Miami’s caffeine junkies have a new, chic watering hole to haunt. Small Tea, whose neutral brown and tan–toned interior begets the perfect cuppa, was designed by Portland, OR–based Osmose Design. The store, café, and retreat serves 84 tea varieties, and its material palette is inspired by tea-making implements.

The canopy overhead is made of 1,250 boxes wrapped in woven abaca, a natural fiber typical of the baskets used to harvest tea leaves, and was designed by Osmose and installed by Goldenwood in Miami. Their patterning allegedly reflects the Small Tea logo and creates a play of shadows on the polished concrete flooring.

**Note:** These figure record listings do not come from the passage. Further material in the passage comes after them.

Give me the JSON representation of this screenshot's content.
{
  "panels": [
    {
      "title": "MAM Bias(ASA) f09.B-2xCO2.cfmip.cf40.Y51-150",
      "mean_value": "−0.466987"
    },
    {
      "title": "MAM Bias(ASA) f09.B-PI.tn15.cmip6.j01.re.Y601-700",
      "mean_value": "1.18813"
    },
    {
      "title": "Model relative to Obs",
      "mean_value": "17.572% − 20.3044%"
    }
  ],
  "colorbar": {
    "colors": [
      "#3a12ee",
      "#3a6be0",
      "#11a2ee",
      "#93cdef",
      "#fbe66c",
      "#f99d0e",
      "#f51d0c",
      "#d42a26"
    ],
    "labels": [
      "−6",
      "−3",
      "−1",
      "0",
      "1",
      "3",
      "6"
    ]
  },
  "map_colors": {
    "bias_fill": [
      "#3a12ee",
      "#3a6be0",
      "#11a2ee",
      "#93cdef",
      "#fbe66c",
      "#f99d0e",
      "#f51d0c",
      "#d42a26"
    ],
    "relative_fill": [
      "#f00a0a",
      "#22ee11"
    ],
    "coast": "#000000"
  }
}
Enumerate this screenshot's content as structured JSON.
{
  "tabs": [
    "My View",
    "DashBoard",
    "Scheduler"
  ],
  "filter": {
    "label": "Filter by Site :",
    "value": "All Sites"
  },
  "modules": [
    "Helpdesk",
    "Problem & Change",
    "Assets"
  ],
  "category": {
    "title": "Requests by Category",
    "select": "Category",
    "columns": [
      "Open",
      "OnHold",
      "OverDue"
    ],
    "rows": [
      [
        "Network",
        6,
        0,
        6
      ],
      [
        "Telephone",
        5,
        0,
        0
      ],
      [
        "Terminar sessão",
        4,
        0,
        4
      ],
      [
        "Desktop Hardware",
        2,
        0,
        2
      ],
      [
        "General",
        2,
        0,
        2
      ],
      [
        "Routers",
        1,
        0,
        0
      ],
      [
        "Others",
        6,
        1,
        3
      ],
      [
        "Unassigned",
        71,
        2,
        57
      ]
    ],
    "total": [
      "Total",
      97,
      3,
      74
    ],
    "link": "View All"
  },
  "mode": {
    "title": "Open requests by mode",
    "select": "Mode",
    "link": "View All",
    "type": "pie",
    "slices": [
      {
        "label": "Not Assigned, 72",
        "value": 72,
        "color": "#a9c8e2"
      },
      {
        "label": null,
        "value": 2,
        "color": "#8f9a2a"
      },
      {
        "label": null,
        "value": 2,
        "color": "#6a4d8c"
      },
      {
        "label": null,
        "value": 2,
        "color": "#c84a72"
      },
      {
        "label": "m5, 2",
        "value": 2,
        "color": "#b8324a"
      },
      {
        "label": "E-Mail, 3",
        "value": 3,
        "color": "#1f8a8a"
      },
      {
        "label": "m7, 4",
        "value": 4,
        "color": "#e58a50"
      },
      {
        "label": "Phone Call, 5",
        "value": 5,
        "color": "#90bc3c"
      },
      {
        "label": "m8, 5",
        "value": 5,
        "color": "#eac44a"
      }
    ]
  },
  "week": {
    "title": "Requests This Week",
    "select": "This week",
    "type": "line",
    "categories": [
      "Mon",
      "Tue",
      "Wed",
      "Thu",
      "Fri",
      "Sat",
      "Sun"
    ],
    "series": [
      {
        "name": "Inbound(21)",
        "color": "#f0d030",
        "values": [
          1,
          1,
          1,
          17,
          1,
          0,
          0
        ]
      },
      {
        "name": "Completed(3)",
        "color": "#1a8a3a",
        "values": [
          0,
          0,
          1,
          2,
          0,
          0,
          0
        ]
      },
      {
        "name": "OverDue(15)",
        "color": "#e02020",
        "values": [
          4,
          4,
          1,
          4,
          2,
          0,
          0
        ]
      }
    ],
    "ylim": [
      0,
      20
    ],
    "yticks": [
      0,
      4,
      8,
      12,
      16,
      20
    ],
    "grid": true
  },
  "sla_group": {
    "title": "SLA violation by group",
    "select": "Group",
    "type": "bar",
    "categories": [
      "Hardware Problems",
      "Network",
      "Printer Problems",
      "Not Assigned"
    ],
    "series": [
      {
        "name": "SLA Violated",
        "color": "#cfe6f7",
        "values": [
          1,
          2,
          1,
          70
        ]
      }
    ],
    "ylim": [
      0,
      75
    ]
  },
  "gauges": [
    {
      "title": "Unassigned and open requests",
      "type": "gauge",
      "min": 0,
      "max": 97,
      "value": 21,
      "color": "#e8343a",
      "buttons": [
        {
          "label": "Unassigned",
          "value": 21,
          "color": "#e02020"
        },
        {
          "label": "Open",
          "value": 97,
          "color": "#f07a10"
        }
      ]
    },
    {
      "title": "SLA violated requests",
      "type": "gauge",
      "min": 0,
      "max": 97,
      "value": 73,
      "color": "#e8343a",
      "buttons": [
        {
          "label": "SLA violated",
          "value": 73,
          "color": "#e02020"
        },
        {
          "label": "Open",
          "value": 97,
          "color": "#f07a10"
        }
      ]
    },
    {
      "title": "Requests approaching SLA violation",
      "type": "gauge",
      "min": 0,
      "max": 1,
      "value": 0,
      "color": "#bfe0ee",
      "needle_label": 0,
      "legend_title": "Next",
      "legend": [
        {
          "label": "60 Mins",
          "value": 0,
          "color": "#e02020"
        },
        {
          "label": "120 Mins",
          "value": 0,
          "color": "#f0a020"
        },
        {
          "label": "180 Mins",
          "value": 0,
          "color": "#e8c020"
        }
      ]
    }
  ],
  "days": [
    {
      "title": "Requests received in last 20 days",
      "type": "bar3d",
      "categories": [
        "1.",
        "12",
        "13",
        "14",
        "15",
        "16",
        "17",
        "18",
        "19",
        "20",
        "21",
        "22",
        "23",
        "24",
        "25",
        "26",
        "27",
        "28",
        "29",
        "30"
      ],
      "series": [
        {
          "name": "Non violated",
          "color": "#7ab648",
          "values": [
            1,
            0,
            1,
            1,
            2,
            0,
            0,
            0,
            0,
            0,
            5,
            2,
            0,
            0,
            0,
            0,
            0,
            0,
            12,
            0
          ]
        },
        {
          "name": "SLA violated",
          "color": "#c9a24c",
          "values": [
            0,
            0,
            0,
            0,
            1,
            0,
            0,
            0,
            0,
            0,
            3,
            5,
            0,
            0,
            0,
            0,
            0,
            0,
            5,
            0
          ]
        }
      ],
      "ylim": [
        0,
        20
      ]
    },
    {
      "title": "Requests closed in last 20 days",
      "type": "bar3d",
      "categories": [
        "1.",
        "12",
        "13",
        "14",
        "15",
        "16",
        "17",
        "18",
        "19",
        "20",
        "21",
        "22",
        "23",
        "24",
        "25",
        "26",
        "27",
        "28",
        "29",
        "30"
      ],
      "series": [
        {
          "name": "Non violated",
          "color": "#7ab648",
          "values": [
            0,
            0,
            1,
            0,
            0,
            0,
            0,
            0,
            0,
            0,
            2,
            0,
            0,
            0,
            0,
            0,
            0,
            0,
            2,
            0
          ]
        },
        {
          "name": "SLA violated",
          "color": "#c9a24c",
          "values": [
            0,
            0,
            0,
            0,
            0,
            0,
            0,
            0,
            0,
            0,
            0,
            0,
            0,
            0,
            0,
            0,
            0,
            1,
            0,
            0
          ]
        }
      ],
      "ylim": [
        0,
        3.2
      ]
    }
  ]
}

The upholstery for the Lievore Altherr Molina lounge chairs, too, is sheathed in abaca cloth. In keeping with the tea-drinking theme, a ceiling-mounted LED light fixture in the corner by Portland’s Pigeon Toe Ceramics features a cascade of custom-made ceramic teacups in which each light bulb nests.

“The truth is, we think coffee could really use a cup of tea right now,” Small Tea’s brand manifesto reads, before proceeding to define itself as: “A place where you can let life steep a little and find some distance from the rattle and hum.”

A sleek, oak-clad, oval-shaped island in the center of the store called the “Scent Station” allows non-connoisseurs to explore tea aromas and blends. Wall shelving displays handmade copper tins for tea-tenders to dispense the blends, while unique staggered-corner shelves hold an array of potted plants.

In conceptualizing the 40,000 square-foot space located in Coral Gables, Osmose design principal Andee Hess “steeped” herself in the art of tea harvesting, the history and corresponding patterning.